FINSEQOP: Binary Operations Applied to Finite Sequences

for F being Function
for X, x1, x2 being set st [x1,x2] in dom F holds
F .: ((X --> x1),(X --> x2)) = X --> (F . (x1,x2))

definition

let D, D9, E be non empty set ;
let F be Function of [:D,D9:],E;
let p be FinSequence of D;
let p9 be FinSequence of D9;
:: original: .:
redefine func F .: (p,p9) -> FinSequence of E;
coherence by FINSEQ_2:84;

end;

definition

let D, D9, E be non empty set ;
let F be Function of [:D,D9:],E;
let p be FinSequence of D;
let d9 be Element of D9;
:: original: [:]
redefine func F [:] (p,d9) -> FinSequence of E;
coherence by FINSEQ_2:97;

end;

definition

let D, D9, E be non empty set ;
let F be Function of [:D,D9:],E;
let d be Element of D;
let p9 be FinSequence of D9;
:: original: [;]
redefine func F [;] (d,p9) -> FinSequence of E;
coherence by FINSEQ_2:91;

end;

definition

let D be non empty set ;
let i be Nat;
let d be Element of D;
:: original: |->
redefine func i |-> d -> Element of i -tuples_on D;
coherence by FINSEQ_2:132;

end;

definition

let D, E be set ;
let p be FinSequence of D;
let h be Function of D,E;
:: original: *
redefine func h * p -> FinSequence of E;
coherence by FINSEQ_2:36;

end;

for D, E being non empty set
for d being Element of D
for p being FinSequence of D
for h being Function of D,E holds h * (p ^ <*d*>) = (h * p) ^ <*(h . d)*>

for D, E being non empty set
for p, q being FinSequence of D
for h being Function of D,E holds h * (p ^ q) = (h * p) ^ (h * q)

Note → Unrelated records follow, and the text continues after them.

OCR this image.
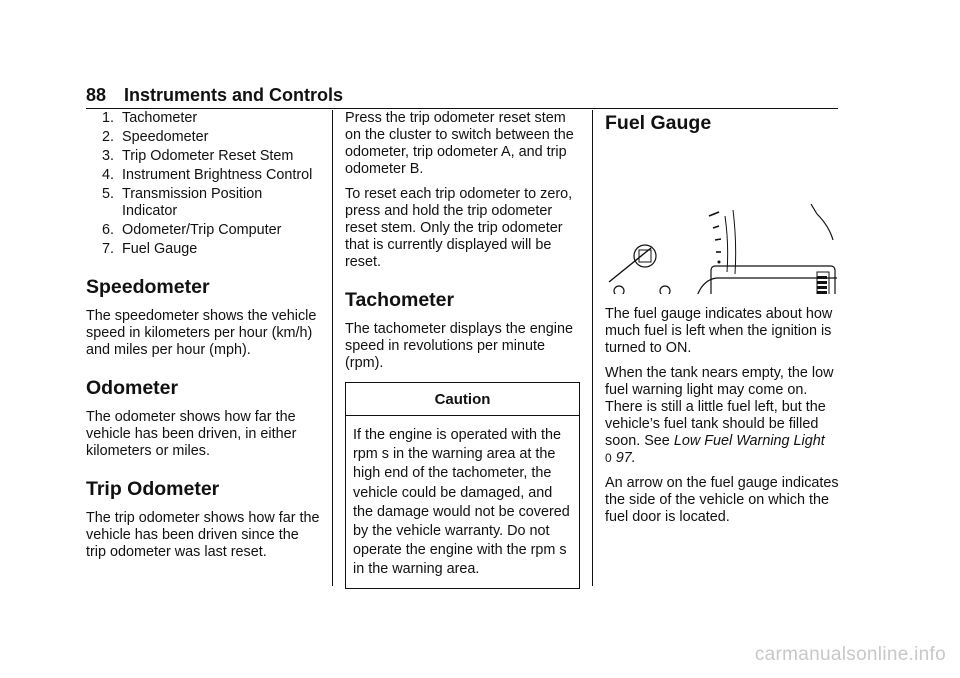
88 Instruments and Controls
1. Tachometer
2. Speedometer
3. Trip Odometer Reset Stem
4. Instrument Brightness Control
5. Transmission Position Indicator
6. Odometer/Trip Computer
7. Fuel Gauge
Speedometer

The speedometer shows the vehicle speed in kilometers per hour (km/h) and miles per hour (mph).

Odometer

The odometer shows how far the vehicle has been driven, in either kilometers or miles.

Trip Odometer

The trip odometer shows how far the vehicle has been driven since the trip odometer was last reset.

Press the trip odometer reset stem on the cluster to switch between the odometer, trip odometer A, and trip odometer B.

To reset each trip odometer to zero, press and hold the trip odometer reset stem. Only the trip odometer that is currently displayed will be reset.

Tachometer

The tachometer displays the engine speed in revolutions per minute (rpm).

Caution
If the engine is operated with the rpm s in the warning area at the high end of the tachometer, the vehicle could be damaged, and the damage would not be covered by the vehicle warranty. Do not operate the engine with the rpm s in the warning area.
Fuel Gauge

The fuel gauge indicates about how much fuel is left when the ignition is turned to ON.

When the tank nears empty, the low fuel warning light may come on. There is still a little fuel left, but the vehicle’s fuel tank should be filled soon. See Low Fuel Warning Light
0 97.

An arrow on the fuel gauge indicates the side of the vehicle on which the fuel door is located.

carmanualsonline.info
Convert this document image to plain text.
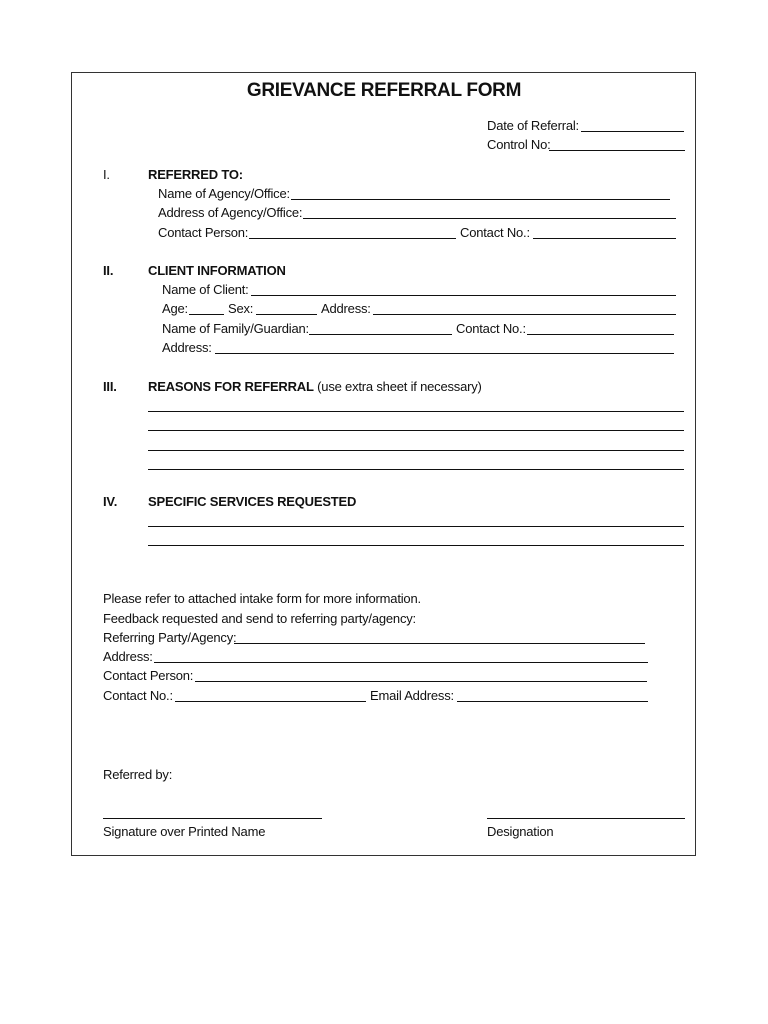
GRIEVANCE REFERRAL FORM
Date of Referral:
Control No:
I.	REFERRED TO:
Name of Agency/Office:
Address of Agency/Office:
Contact Person:	Contact No.:
II.	CLIENT INFORMATION
Name of Client:
Age:	Sex:	Address:
Name of Family/Guardian:	Contact No.:
Address:
III. REASONS FOR REFERRAL (use extra sheet if necessary)
IV. SPECIFIC SERVICES REQUESTED
Please refer to attached intake form for more information.
Feedback requested and send to referring party/agency:
Referring Party/Agency:
Address:
Contact Person:
Contact No.:	Email Address:
Referred by:
Signature over Printed Name	Designation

for E, D, D9 being non empty set
for d being Element of D
for d9 being Element of D9
for i being Nat
for F being Function of [:D,D9:],E
for T being Tuple of i,D
for T9 being Tuple of i,D9 holds F .: ((T ^ <*d*>),(T9 ^ <*d9*>)) = (F .: (T,T9)) ^ <*(F . (d,d9))*>

for E, D, D9 being non empty set
for i, j being Nat
for F being Function of [:D,D9:],E
for T being Tuple of i,D
for T9 being Tuple of i,D9
for S being Tuple of j,D
for S9 being Tuple of j,D9 holds F .: ((T ^ S),(T9 ^ S9)) = (F .: (T,T9)) ^ (F .: (S,S9))

for D, E, D9 being non empty set
for d being Element of D
for d9 being Element of D9
for F being Function of [:D,D9:],E
for p9 being FinSequence of D9 holds F [;] (d,(p9 ^ <*d9*>)) = (F [;] (d,p9)) ^ <*(F . (d,d9))*>

for D, E, D9 being non empty set
for d being Element of D
for F being Function of [:D,D9:],E
for p9, q9 being FinSequence of D9 holds F [;] (d,(p9 ^ q9)) = (F [;] (d,p9)) ^ (F [;] (d,q9))

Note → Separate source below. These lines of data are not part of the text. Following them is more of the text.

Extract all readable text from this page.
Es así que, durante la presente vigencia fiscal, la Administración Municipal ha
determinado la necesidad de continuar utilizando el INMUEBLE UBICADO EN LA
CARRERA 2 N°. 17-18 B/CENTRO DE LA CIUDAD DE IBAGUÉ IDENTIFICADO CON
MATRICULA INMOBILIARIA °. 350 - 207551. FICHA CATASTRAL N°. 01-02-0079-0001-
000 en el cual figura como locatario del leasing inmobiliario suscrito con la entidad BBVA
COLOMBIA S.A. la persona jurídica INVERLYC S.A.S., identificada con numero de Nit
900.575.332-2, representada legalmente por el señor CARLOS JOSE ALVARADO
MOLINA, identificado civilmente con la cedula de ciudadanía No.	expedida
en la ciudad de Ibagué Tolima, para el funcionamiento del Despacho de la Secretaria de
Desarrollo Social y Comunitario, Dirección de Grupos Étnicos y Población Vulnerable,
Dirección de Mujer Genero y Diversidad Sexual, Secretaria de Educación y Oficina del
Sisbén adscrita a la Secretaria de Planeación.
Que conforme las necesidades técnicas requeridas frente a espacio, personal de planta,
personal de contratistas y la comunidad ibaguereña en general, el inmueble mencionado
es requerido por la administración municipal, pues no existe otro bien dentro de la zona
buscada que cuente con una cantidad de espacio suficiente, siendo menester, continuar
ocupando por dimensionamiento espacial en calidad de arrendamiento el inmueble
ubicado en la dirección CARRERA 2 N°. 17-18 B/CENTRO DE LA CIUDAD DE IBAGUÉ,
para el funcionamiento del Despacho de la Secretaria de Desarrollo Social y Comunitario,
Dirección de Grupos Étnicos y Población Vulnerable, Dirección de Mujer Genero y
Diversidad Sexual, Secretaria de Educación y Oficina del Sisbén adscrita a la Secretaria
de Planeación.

for D9, E, D being non empty set
for d being Element of D
for d9 being Element of D9
for F being Function of [:D,D9:],E
for p being FinSequence of D holds F [:] ((p ^ <*d*>),d9) = (F [:] (p,d9)) ^ <*(F . (d,d9))*>

for D9, E, D being non empty set
for d9 being Element of D9
for F being Function of [:D,D9:],E
for p, q being FinSequence of D holds F [:] ((p ^ q),d9) = (F [:] (p,d9)) ^ (F [:] (q,d9))

for D, E being non empty set
for d being Element of D
for i being Nat
for h being Function of D,E holds h * (i |-> d) = i |-> (h . d)

for D, D9, E being non empty set
for d being Element of D
for d9 being Element of D9
for i being Nat
for F being Function of [:D,D9:],E holds F .: ((i |-> d),(i |-> d9)) = i |-> (F . (d,d9))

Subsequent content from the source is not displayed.